Quantum-enabled communication without a phase reference

TL;DR

This paper demonstrates that quantum communication without a phase reference is feasible using short-time memory effects, with derived capacities showing advantages of non-Gaussian states and simple encoding schemes under certain noise conditions.

Contribution

It provides the first exact solutions for quantum capacities without phase references and highlights the benefits of non-Gaussian states and simple encoding in noisy environments.

Findings

Quantum communication without phase reference is possible with short-time memory effects.

Non-Gaussian multipartite-entangled states outperform Gaussian sources in this setting.
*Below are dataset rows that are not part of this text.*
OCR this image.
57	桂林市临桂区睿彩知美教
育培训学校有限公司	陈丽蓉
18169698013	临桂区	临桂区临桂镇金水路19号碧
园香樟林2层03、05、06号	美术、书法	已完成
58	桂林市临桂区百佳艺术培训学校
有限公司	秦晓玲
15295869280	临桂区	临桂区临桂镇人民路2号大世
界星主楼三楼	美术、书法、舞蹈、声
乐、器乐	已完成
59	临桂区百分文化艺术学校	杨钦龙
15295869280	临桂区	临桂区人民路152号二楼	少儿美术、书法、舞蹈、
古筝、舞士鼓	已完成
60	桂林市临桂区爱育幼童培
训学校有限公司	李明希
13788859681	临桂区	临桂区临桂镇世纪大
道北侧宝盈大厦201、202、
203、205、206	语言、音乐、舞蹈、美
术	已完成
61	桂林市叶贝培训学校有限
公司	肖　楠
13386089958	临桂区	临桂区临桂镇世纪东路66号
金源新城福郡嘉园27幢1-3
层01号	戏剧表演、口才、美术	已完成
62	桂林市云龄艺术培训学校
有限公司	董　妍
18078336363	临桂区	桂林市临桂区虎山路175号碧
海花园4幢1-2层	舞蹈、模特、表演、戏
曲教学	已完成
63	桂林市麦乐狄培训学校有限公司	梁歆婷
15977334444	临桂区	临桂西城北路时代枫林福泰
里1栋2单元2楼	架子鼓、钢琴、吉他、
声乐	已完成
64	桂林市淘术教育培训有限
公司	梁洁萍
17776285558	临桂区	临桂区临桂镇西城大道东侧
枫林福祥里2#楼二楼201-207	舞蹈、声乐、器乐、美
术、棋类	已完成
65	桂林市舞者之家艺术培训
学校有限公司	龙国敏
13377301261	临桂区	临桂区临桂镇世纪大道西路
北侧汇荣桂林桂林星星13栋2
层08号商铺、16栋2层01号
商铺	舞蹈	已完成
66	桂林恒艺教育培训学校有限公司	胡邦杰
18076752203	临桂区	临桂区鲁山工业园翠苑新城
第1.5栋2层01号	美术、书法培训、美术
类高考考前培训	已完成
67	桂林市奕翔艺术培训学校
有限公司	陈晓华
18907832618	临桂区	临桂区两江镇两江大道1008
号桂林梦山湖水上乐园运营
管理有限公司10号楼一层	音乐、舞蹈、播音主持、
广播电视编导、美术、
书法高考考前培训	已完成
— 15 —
Simple phase-encoding schemes can achieve capacity bounds under high noise.

Abstract

A phase reference has been a standard requirement in continuous-variable quantum sensing and communication protocols. However, maintaining a phase reference is challenging due to environmental fluctuations, preventing quantum phenomena such as entanglement and coherence from being utilized in many scenarios. We show that quantum communication and entanglement-assisted communication without a phase reference are possible, when a short-time memory effect is present. The degradation in the communication rate of classical or quantum information transmission decreases inversely with the correlation time. An exact solution of the quantum capacity and entanglement-assisted classical/quantum capacity for pure dephasing channels is derived, where non-Gaussian multipartite-entangled states show strict advantages over usual Gaussian sources. For thermal-loss dephasing channels, lower bounds of the capacities are derived. The lower bounds also extend to scenarios with fading effect in the channel. In addition, for entanglement-assisted communication, the lower bounds can be achieved by a simple phase-encoding scheme on two-mode squeezed vacuum sources, when the noise is large.